Unos días antes, quien hizo esta misma petición para que no se subieran los precios de los alquileres fue la presidenta del Govern balear. Marga Prohens se expresó en los términos parecidos a los del obispo, aunque su mensaje no tiene la misma autoridad moral y, ante todo, expresa impotencia, falta de ideas y un nulo atrevimiento para afrontar medidas que sí podrían revertir una tendencia que ha convertido la vida en las Pitiusas en un infierno.
El obispo, más allá de exigir cierta ética a quienes le siguen, poca cosa puede hacer. La petición de Prohens, por el contrario, hay que considerarla un brindis al sol y no está exenta de cierto ridículo. Ella sí tiene suficiente autoridad y poder para cambiar las cosas y ha preferido no hacerlo. Su apelación a la «responsabilidad» de los propietarios tuvo lugar en la sesión de control del Parlament, hace justo una semana, donde también criticó las políticas de izquierdas, a las que responsabilizó de la situación actual.
Prohens tiene razón en que los propietarios no están suficientemente protegidos ante fenómenos como la okupación. Sin embargo, dicho problema, en realidad es bastante minoritario, por no decir residual, entre los pequeños tenedores de inmuebles en alquiler. La verdadera causa de la crisis hay que buscarla en la especulación salvaje que azota el sector y el desembarco de todo tipo de sociedades inmobiliarias, fondos buitre, etcétera, que han generado una burbuja bestial que, definitivamente, se nos ha ido de las manos. Nadie ha movido un dedo para impedirla y tampoco Prohens, que se niega a intervenir el mercado y lo único que se le ocurre es introducir otra deducción fiscal para beneficiar a los propietarios que congelen precios.

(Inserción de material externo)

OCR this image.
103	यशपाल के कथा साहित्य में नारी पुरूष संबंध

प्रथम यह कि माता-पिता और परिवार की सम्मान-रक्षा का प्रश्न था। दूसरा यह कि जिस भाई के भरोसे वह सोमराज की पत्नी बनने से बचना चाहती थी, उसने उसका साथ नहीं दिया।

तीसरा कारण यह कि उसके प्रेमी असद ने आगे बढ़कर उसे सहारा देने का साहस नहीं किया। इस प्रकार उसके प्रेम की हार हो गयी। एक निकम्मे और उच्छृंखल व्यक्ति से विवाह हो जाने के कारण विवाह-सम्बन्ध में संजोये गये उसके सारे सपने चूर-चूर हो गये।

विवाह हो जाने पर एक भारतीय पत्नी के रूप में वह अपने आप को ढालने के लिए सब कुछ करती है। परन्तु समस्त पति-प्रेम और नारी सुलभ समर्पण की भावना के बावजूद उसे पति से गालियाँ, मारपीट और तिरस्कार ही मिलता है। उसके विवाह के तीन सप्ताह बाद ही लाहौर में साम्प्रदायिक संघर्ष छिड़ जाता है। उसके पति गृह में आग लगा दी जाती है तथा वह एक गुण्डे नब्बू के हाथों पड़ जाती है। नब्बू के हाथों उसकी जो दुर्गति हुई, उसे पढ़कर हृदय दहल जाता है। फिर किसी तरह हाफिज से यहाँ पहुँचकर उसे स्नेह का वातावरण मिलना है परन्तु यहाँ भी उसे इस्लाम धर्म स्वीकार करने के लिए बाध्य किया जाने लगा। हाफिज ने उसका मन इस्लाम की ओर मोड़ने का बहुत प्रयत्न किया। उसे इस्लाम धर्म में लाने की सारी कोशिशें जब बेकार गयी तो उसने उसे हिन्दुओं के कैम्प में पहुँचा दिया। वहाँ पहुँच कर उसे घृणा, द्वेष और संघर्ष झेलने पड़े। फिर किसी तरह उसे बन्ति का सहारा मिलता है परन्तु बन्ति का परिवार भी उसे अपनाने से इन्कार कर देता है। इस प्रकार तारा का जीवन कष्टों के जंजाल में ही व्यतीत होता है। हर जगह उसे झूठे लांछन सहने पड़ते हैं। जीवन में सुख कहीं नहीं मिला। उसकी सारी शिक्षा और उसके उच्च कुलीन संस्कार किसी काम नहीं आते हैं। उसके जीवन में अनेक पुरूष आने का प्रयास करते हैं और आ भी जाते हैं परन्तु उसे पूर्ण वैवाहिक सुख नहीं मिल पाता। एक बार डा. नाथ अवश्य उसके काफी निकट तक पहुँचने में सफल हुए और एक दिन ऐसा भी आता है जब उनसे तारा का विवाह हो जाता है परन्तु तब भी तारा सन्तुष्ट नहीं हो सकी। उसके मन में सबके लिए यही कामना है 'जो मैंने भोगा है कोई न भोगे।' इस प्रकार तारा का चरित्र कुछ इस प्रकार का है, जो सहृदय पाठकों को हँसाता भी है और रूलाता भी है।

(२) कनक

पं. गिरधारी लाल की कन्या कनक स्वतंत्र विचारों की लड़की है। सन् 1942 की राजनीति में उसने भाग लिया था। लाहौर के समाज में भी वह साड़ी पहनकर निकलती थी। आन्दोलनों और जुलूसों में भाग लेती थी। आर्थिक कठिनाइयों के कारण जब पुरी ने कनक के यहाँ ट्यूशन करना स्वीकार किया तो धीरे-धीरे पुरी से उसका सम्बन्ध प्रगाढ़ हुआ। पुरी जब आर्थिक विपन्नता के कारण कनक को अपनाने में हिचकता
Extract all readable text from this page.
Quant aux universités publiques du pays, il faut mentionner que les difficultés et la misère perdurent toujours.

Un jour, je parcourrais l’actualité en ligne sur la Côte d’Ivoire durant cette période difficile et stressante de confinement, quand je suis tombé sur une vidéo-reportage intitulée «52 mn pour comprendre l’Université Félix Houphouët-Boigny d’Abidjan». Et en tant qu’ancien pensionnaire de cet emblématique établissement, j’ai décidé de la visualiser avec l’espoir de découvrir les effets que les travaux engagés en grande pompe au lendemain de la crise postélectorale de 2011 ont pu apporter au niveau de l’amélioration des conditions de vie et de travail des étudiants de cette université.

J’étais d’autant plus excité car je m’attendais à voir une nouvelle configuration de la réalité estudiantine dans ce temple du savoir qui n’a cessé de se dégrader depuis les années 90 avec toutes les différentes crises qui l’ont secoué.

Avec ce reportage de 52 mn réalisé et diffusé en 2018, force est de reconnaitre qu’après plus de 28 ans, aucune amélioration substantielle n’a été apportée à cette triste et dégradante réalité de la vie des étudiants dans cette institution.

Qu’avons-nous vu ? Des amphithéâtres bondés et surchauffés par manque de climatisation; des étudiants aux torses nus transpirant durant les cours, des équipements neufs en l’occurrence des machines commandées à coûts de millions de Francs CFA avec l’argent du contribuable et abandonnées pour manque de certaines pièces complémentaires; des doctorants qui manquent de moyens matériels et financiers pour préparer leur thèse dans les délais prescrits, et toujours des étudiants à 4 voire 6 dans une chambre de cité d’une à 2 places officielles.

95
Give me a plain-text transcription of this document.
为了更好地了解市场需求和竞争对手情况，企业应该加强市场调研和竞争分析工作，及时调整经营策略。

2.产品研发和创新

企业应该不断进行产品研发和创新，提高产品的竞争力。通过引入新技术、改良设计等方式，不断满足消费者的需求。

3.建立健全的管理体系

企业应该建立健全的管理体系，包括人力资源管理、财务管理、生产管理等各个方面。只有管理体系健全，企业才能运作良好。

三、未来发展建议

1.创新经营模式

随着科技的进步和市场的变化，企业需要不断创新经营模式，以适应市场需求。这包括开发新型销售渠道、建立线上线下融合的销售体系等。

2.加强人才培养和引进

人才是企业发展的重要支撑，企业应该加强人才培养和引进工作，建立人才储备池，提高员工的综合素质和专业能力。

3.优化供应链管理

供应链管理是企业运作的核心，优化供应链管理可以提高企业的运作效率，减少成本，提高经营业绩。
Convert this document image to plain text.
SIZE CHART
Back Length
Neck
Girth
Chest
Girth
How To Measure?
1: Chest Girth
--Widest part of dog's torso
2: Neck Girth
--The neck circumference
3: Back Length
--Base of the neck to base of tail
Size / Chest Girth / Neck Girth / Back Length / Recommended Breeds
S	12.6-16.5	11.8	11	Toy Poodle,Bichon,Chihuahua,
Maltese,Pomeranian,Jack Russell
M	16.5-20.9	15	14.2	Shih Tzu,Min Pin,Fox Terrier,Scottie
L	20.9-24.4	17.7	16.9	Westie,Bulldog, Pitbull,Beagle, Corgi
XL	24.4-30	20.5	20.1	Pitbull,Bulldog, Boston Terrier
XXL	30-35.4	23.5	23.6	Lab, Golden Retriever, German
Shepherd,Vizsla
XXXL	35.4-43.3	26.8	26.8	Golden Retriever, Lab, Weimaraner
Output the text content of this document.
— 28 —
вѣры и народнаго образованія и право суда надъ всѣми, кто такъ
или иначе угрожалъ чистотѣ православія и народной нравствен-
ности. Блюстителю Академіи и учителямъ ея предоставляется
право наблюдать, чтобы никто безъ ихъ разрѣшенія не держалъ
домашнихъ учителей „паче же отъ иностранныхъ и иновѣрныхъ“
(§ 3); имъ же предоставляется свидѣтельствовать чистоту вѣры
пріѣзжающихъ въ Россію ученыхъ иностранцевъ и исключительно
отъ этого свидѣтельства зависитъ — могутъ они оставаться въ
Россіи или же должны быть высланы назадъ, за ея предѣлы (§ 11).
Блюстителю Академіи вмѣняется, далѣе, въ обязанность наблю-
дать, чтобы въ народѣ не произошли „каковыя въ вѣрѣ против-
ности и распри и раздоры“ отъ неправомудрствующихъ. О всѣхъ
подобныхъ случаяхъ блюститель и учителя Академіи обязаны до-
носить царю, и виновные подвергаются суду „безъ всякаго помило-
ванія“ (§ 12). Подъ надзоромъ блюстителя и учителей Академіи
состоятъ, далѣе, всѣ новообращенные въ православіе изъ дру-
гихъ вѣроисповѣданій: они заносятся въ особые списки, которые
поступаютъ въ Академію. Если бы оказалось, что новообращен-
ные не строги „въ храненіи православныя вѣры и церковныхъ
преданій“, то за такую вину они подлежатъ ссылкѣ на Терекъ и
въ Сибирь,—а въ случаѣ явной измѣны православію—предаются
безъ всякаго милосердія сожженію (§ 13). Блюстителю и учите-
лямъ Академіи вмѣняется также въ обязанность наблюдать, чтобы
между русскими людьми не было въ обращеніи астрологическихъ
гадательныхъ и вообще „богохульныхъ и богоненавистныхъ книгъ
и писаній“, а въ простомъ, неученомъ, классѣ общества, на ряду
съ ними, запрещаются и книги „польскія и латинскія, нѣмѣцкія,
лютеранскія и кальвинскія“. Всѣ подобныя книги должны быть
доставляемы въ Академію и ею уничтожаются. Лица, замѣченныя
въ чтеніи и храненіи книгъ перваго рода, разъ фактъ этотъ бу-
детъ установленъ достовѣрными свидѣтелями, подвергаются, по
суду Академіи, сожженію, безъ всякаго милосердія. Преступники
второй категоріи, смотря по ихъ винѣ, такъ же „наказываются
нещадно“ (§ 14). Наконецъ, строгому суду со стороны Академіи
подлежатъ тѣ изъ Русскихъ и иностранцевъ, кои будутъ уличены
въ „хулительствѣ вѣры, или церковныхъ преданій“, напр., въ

El resultado podemos anticiparlo todos: apenas servirá de nada. Hace falta más valentía y contundencia, y echar la culpa a las administraciones anteriores, cuando ya se llevan tres años gobernando, resulta cuanto menos vergonzoso.
De momento, la única política relacionada con el sector de la vivienda que sí ha resultado expeditiva y contundente ha sido el desmantelamiento de los poblados chabolistas, que en realidad sólo sirve para trasladar el problema a otra parcela o municipio. Por ejemplo, de sa Joveria o Can Misses, a la estructura del hotel inacabado en Cala de Bou.